L’homo œconomicus : initials HE rather than SHE…
2Cette étude prend pour fil conducteur la figure canonique de l’homo œconomicus sous–tendant le modèle néo–classique en économie, mais raillée, comme Sarah Comyn le rappelle dès l’introduction, par un John Maynard Keynes plus sensible aux aléas des marchés boursiers qu’à cette représentation théorique des comportements. Associé à la rationalité, à la recherche de l’intérêt personnel et à la maximisation de sa satisfaction par une utilisation optimale des ressources à sa disposition, l’homo œconomicus est envisagé ici comme un motif récurrent commun aux imaginaires économique et romanesque, que Sarah Comyn confronte pour en explorer les mutations concomitantes en termes de valeur(s), d’éthique et de représentation. L’auteure souligne d’emblée que son choix de l’expression générique « homo œconomicus » plutôt qu’« economic man » relève aussi d’une volonté de privilégier des exemples avant tout liés à des comportements, ainsi qu’à l’émergence de la notion d’individu, conçu comme sujet, acteur et agent économique, même si elle reconnait clairement que les caractéristiques associées à l’agentivité dans cet ouvrage sont majoritairement l’apanage du masculin, et que tous les économistes étudiés sont des hommes.
3Afin de nuancer son propos sur l’« homo economicus » dont les initiales, en anglais, font ironiquement écho à la domination manifeste d’un genre sur l’autre, Comyn rappelle avec pertinence l’importance des écrits de Maria Edgeworth, de Jane Marcet et de Harriet Martineau, à la fois en littérature et en économie politique, bien que ces auteures restent encore trop souvent associées à un travail de simple vulgarisation des concepts et théories économiques. En outre, elle n’ignore pas les ouvrages, tel celui de Lana L. Dalley et Jill Rapporport, Economic Women : Essays on Desire and Dispossession in Nineteenth–Century British Culture (2013), qui contribuent à l’écriture de l’histoire des femmes considérées comme des agents économiques à part entière, et non comme de simples « figures de l’entre–deux ». Les textes littéraires sur lesquels Comyn s’appuie mettent d’ailleurs en scène des personnages masculins et féminins très divers dans leur rapport à l’économie, eu égard à la période couverte, mais bien peu jouissent d’une réelle agentivité. Les romans choisis – Tom Jones : A Foundling (1749) de Henry Fielding, Sanditon (1817) de Jane Austen, Great Expectations (1861) de Charles Dickens, Mrs. Dalloway (1925) de Virginia Woolf, Atlas Shrugged (1957) d’Ayn Rand et Cosmopolis (2003) de Don DeLillo – offrent tout d’abord une porte d’entrée dans un imaginaire littéraire varié, révélateur de multiples tensions économiques, sociales et culturelles, permettant ainsi de suivre les fortunes diverses de l’homo œconomicus dès son émergence dans la pensée économique au xviiie siècle, ainsi que les préoccupations relatives aux divers moments de crise au fil de cette période. Ces romans laissent, par ailleurs, affleurer une image plus complexe, plus nuancée et moins monolithique de l’homo œconomicus, y compris en termes de genre, que la figure traditionnellement étudiée dans les écrits économiques.
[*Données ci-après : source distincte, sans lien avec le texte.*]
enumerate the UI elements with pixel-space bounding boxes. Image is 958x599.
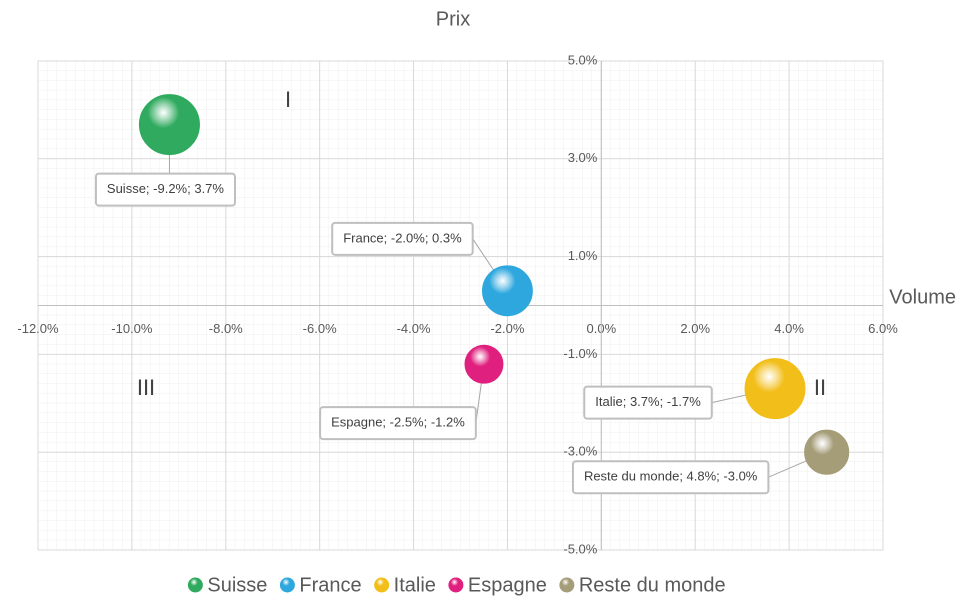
legend-marker bbox=[187, 577, 203, 593]
legend-label: Suisse bbox=[207, 574, 267, 596]
y-tick-label: -5.0% bbox=[563, 541, 597, 556]
y-tick-label: -3.0% bbox=[563, 444, 597, 459]
data-label: Suisse; -9.2%; 3.7% bbox=[107, 181, 224, 196]
x-tick-label: -6.0% bbox=[303, 321, 337, 336]
x-tick-label: -2.0% bbox=[490, 321, 524, 336]
quadrant-label: II bbox=[814, 375, 826, 400]
data-label-box bbox=[319, 406, 477, 441]
data-label: Espagne; -2.5%; -1.2% bbox=[331, 415, 465, 430]
y-tick-label: 3.0% bbox=[568, 150, 598, 165]
legend-item: Suisse bbox=[187, 574, 267, 596]
bubble bbox=[482, 265, 533, 317]
data-label-box bbox=[94, 172, 236, 207]
legend-marker bbox=[448, 577, 464, 593]
x-tick-label: -12.0% bbox=[17, 321, 59, 336]
quadrant-label: I bbox=[285, 87, 291, 112]
x-tick-label: -10.0% bbox=[111, 321, 153, 336]
data-label-box bbox=[331, 221, 474, 256]
bubble bbox=[464, 344, 504, 384]
data-label-box bbox=[583, 385, 713, 420]
y-tick-label: 5.0% bbox=[568, 52, 598, 67]
legend-label: France bbox=[299, 574, 361, 596]
data-label: Italie; 3.7%; -1.7% bbox=[595, 394, 701, 409]
x-tick-label: -8.0% bbox=[209, 321, 243, 336]
legend-label: Espagne bbox=[468, 574, 547, 596]
x-axis-label: Volume bbox=[889, 286, 956, 308]
x-tick-label: 6.0% bbox=[868, 321, 898, 336]
legend-label: Reste du monde bbox=[579, 574, 726, 596]
y-tick-label: -1.0% bbox=[563, 346, 597, 361]
legend-item: Reste du monde bbox=[559, 574, 726, 596]
legend-item: Espagne bbox=[448, 574, 547, 596]
legend-label: Italie bbox=[394, 574, 436, 596]
data-label: France; -2.0%; 0.3% bbox=[343, 230, 462, 245]
legend-marker bbox=[559, 577, 575, 593]
x-tick-label: 2.0% bbox=[680, 321, 710, 336]
legend-marker bbox=[279, 577, 295, 593]
bubble bbox=[138, 94, 200, 156]
legend-marker bbox=[374, 577, 390, 593]
legend-item: France bbox=[279, 574, 362, 596]
quadrant-label: III bbox=[137, 375, 155, 400]
chart-title: Prix bbox=[436, 8, 470, 30]
x-tick-label: 4.0% bbox=[774, 321, 804, 336]
data-label-box bbox=[571, 460, 770, 495]
y-tick-label: 1.0% bbox=[568, 248, 598, 263]
bubble bbox=[804, 429, 850, 475]
legend-item: Italie bbox=[374, 574, 436, 596]
data-label: Reste du monde; 4.8%; -3.0% bbox=[584, 469, 758, 484]
x-tick-label: -4.0% bbox=[397, 321, 431, 336]
bubble bbox=[744, 358, 806, 420]
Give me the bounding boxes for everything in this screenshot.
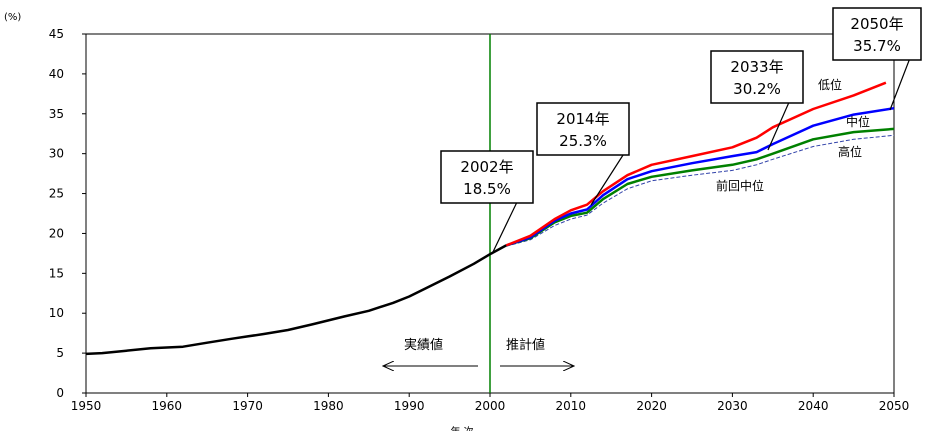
callout-2033: 2033年 30.2% bbox=[710, 50, 804, 151]
series-label-low: 低位 bbox=[818, 77, 842, 92]
y-tick-label: 35 bbox=[49, 107, 64, 121]
y-tick-label: 10 bbox=[49, 306, 64, 320]
callout-2033-year: 2033年 bbox=[730, 58, 783, 76]
y-tick-label: 20 bbox=[49, 226, 64, 240]
y-tick-label: 45 bbox=[49, 27, 64, 41]
callout-2050-year: 2050年 bbox=[850, 15, 903, 33]
x-axis: 1950 1960 1970 1980 1990 2000 2010 2020 2030 2040… bbox=[71, 393, 910, 413]
callout-2002-year: 2002年 bbox=[460, 158, 513, 176]
y-tick-label: 0 bbox=[56, 386, 64, 400]
y-tick-label: 30 bbox=[49, 147, 64, 161]
x-tick-label: 2040 bbox=[798, 399, 829, 413]
series-line-high bbox=[505, 127, 895, 247]
series-line-actual bbox=[85, 244, 507, 356]
x-tick-label: 1980 bbox=[313, 399, 344, 413]
x-tick-label: 2010 bbox=[556, 399, 587, 413]
x-tick-label: 1990 bbox=[394, 399, 425, 413]
period-label-actual: 実績値 bbox=[404, 337, 443, 353]
series-layer bbox=[85, 81, 895, 356]
period-arrow-projected: 推計値 bbox=[500, 337, 574, 366]
y-tick-label: 40 bbox=[49, 67, 64, 81]
callout-2014-year: 2014年 bbox=[556, 110, 609, 128]
x-tick-label: 2050 bbox=[879, 399, 910, 413]
period-label-projected: 推計値 bbox=[506, 337, 545, 353]
y-axis: 0 5 10 15 20 25 30 35 40 45 bbox=[49, 27, 86, 400]
series-line-medium bbox=[505, 106, 895, 247]
x-tick-label: 1950 bbox=[71, 399, 102, 413]
x-tick-label: 2030 bbox=[717, 399, 748, 413]
series-line-previous bbox=[506, 134, 895, 247]
x-tick-label: 1960 bbox=[152, 399, 183, 413]
y-tick-label: 5 bbox=[56, 346, 64, 360]
callout-2002: 2002年 18.5% bbox=[440, 150, 534, 255]
y-tick-label: 15 bbox=[49, 266, 64, 280]
series-line-low bbox=[505, 81, 887, 247]
x-tick-label: 2000 bbox=[475, 399, 506, 413]
series-label-medium: 中位 bbox=[846, 114, 870, 129]
x-tick-label: 2020 bbox=[636, 399, 667, 413]
y-tick-label: 25 bbox=[49, 187, 64, 201]
x-tick-label: 1970 bbox=[232, 399, 263, 413]
callout-2050: 2050年 35.7% bbox=[832, 7, 922, 111]
series-label-high: 高位 bbox=[838, 144, 862, 159]
callout-2014: 2014年 25.3% bbox=[536, 102, 630, 206]
series-label-previous: 前回中位 bbox=[716, 178, 764, 193]
y-unit-label: (%) bbox=[4, 12, 21, 23]
callout-2033-value: 30.2% bbox=[733, 80, 781, 98]
period-arrow-actual: 実績値 bbox=[383, 337, 478, 366]
callout-2014-value: 25.3% bbox=[559, 132, 607, 150]
x-axis-title: 年 次 bbox=[450, 425, 473, 431]
callout-2050-value: 35.7% bbox=[853, 37, 901, 55]
callout-2002-value: 18.5% bbox=[463, 180, 511, 198]
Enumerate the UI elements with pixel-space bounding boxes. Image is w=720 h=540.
Littérature et économie : à la confluence des imaginaires
4Dans cette étude des liens entre littérature, économie et économie politique, Sarah Comyn souligne d’emblée que l’émergence concomitante de ces différents champs ne peut être dissociée du concept d’individualité, favorisé par la naissance de la pensée libérale et approfondi dans le roman. En outre, Comyn s’interroge logiquement sur le moment où ces discours et représentations du réel se séparent pour former deux champs distincts, même si l’histoire du roman montre à quel point l’évolution de ce genre littéraire, avec Dickens notamment, a partie liée à l’économie au sens large – qu’il s’agisse des conditions de production, de publication, de commercialisation, voire de consommation des écrits. Et ce n’est pas la moindre des ironies de constater que cette interdépendance entre littérature et économie n’a pas empêché l’émergence, chez Dickens encore, d’un contre–discours virulent visant à dénoncer les abus du système capitaliste et de l’économie de marché, à l’apogée de l’époque victorienne. Or, cette opposition entre les deux champs intéresse particulièrement Comyn dans la mesure où elle favorise une compréhension plus adéquate de l’homo œconomicus.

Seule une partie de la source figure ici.